What types of non-bank business loans are available?
- Online direct lenders. These lenders usually process your application by using algorithms that work a lot faster than banks’ traditional underwriting process. They also typically consider alternative information like shipping records to help you qualify for a more competitive deal.
- Peer-to-peer (P2P) lenders. Peer-to-peer platforms connect business owners with investors who fund the loan and collect on the interest. From the borrower’s perspective, they work a lot like online direct loans, but have a longer turnaround.
- Business lines of credit. A business line of credit provides ongoing access to funds and allows you to withdraw funds up to a maximum limit. As you pay back the loan, you regain access to your full limit.
- Unsecured business loan. This type of loan doesn’t require you to attach assets as security for your lender. It’s usually a fixed term loan with a predictable repayment schedule.
- Secured loan. This type of loan requires you to attach assets as security for your lender. It could be a term loan or a line of credit. One common type of secured business loan is a business equity loan which uses the equity you own in a property as security.
- Micro loans. These nonprofits often offer small-dollar financing to businesses that are just starting out, usually at a low cost. They typically also offer other services like free business training and support.
- Credit unions. Credit unions are owned by their members and can be more flexible when it comes to business requirements. But they have some of the pitfalls of borrowing from a bank, like a slow turnaround.
- Business loan broker. While technically not a lender, some business loan brokers can help you find a lender with suitable terms and submit an application. Using a service like this will cost you a fee, but it may be worth it if you’re having trouble finding financing.
Compare non-bank business loans from these online lenders
Pros and cons of borrowing from nonbank lenders
It can be easier to get a loan from an alternative lender than going to a bank. But there are some drawbacks — namely, the cost.
Pros
- Options for all credit types and industries
- Available for businesses as young as six months
- Low revenue requirements compared to bank loans
Cons
- Higher APRs than bank loans
- Potentially low funding amounts
- Not all lenders are transparent about costs
How to find the best non-bank business loan for you
There is no one “best” business loan on the market, as it will depend on your particular situation. However, keep the following in mind when comparing your options:
- Can my business afford it? As the most important factor in your decision making, be well aware of all loan costs as well as your repayment ability over the next few months.
- What’s the interest rate? Make sure you know the difference between fixed and variable interest rates and how they can impact your business. Also be cautious of variable interest rates that exceed your repayment ability.
- What’s the APR? This combines the loan’s interest rate, fees and other charges into one single percentage to help you better compare your options.

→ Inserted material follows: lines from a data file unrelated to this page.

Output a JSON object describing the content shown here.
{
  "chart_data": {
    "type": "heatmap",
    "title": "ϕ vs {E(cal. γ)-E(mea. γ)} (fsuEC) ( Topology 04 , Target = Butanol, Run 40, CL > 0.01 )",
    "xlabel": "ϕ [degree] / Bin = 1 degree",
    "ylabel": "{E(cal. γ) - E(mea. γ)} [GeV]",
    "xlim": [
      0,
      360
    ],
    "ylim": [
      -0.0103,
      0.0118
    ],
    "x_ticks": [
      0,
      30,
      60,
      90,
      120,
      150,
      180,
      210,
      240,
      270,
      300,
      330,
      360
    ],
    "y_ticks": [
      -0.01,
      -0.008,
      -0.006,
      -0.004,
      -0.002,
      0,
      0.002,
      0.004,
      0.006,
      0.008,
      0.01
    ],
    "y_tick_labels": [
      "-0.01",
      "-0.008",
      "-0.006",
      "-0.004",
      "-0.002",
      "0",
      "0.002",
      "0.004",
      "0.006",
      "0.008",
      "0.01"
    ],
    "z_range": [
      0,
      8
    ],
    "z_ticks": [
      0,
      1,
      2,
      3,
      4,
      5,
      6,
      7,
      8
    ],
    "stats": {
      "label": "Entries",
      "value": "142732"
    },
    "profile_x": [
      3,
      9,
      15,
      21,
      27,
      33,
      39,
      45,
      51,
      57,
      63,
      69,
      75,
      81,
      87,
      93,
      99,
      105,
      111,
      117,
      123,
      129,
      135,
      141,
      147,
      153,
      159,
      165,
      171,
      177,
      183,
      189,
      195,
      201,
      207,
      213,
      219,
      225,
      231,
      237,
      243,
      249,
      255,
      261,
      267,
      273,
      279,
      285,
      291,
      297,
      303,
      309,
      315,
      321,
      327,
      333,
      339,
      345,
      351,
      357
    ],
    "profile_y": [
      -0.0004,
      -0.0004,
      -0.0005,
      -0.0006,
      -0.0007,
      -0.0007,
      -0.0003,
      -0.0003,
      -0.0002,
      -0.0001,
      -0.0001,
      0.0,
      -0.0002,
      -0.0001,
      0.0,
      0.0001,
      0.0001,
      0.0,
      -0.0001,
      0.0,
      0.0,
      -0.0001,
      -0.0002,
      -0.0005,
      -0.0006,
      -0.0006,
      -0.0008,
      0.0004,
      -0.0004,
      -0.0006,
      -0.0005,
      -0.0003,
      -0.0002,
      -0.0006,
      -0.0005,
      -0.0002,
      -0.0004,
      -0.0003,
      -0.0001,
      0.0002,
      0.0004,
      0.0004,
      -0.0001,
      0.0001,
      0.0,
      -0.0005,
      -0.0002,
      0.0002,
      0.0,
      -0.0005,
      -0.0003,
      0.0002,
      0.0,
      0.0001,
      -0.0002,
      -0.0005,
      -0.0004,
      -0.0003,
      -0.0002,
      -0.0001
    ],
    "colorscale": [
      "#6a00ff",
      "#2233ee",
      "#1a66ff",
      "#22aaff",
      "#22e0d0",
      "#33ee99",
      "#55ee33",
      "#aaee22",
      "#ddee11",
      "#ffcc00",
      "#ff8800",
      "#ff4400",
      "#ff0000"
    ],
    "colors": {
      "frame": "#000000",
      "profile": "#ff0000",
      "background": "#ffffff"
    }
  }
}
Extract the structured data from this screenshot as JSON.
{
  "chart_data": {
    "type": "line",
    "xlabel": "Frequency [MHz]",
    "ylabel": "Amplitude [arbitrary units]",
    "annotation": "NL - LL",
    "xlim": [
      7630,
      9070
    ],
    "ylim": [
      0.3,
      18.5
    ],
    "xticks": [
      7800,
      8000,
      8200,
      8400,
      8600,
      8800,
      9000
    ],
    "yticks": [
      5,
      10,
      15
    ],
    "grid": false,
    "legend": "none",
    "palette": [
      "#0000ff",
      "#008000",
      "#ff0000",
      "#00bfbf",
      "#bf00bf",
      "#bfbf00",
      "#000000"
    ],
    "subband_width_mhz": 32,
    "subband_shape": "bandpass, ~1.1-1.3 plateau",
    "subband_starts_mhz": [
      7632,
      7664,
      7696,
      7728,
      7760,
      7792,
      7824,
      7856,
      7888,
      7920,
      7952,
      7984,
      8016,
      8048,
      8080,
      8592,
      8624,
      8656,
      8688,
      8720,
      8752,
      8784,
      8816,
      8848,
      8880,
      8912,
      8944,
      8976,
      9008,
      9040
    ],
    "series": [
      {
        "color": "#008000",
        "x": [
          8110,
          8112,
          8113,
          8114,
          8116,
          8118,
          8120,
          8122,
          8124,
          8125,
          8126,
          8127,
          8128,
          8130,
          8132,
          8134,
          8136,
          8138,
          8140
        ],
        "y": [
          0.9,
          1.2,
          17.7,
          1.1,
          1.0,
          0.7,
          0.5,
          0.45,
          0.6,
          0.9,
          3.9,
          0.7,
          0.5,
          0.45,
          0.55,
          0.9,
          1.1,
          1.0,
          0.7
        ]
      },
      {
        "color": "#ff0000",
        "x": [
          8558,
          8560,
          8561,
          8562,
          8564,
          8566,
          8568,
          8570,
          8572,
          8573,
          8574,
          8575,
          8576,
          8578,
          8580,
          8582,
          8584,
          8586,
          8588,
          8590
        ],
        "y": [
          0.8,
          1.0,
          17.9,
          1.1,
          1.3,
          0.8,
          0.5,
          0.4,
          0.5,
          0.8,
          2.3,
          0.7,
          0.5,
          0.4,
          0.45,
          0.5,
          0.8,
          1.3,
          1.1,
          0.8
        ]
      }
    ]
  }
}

- What are the fees? Be aware of one-off fees such as application fees, exit fees and termination fees. Other charges include ongoing fees such as service and advance fees.
- How will I repay the loan? Lines of credit don’t have fixed repayment terms, but lump-sum term loans do and will usually cost you the loan amount plus interest over the loan’s term. Also keep in mind that lenders are usually more flexible with repayments for business loans than personal loans, so check your lender’s repayment terms before applying.

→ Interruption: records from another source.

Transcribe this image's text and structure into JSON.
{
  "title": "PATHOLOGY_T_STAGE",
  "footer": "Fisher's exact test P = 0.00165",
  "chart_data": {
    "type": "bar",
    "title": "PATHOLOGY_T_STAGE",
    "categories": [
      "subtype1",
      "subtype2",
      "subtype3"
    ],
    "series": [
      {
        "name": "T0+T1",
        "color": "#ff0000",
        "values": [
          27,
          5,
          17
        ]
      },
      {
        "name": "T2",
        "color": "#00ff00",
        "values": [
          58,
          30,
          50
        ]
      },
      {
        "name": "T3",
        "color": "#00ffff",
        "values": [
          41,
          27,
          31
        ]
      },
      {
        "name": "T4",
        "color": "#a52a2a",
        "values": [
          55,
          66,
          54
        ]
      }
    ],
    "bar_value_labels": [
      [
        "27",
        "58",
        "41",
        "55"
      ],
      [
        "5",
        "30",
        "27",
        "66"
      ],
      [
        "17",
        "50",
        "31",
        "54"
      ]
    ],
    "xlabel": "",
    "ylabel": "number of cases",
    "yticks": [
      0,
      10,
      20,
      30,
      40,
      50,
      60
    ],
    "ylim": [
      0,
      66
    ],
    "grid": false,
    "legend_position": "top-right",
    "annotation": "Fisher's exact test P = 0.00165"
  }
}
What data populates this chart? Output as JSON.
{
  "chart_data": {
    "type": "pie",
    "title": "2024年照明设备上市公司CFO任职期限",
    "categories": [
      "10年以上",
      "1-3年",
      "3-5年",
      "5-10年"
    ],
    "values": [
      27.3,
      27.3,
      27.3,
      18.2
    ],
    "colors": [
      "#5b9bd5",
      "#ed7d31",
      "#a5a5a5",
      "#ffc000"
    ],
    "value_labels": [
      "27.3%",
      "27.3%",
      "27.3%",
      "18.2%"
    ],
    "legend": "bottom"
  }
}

- Secured or unsecured? The difference between a secured and unsecured loan is huge, with one requiring you to put up assets as collateral for the lender while the other loan type has no collateral requirement (usually meaning higher rates). The right choice depends on your particular situation.
What should I avoid?
Nonbank lenders sometimes face fewer regulations as the law catches up to the new underwriting technology they use. Because of this, watch out for the following:
- Borrowing without comparing APRs. If a lender only discloses the cost as a flat fee, ask about the equivalent APR — often those loans are the most expensive.
- Hard credit checks to check your rate. Stay away from lenders that don’t allow you to get a ballpark estimate of your rate without running a hard credit check, which affects your credit score.

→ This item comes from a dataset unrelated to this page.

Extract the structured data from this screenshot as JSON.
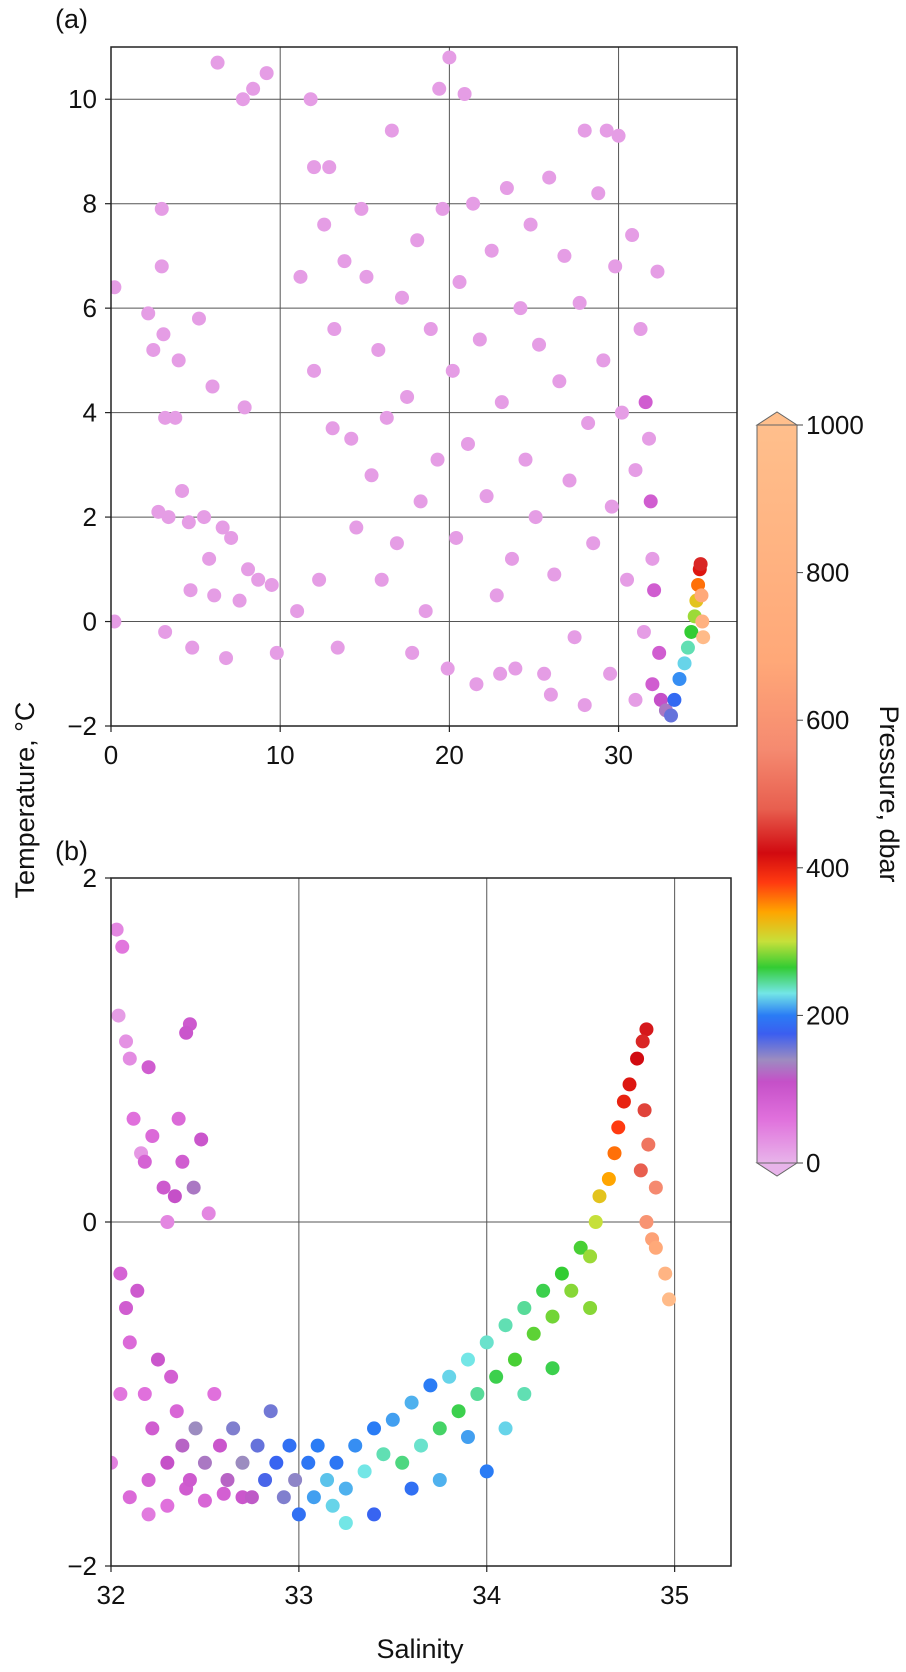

- Payments your business can’t handle. Daily or weekly repayments offer less flexibility and increase the likelihood that you’ll miss a payment and have to pay a fee.
- Taking on too much debt. Many of these lenders will offer financing to businesses that already have debt. If you have a loan, be sure you can handle another repayment before you apply.
- Brand new lenders. Nonbank lenders have to meet fewer requirements than a bank to open their virtual doors. Try sticking with a more established provider to avoid working with a lender that shutters its doors.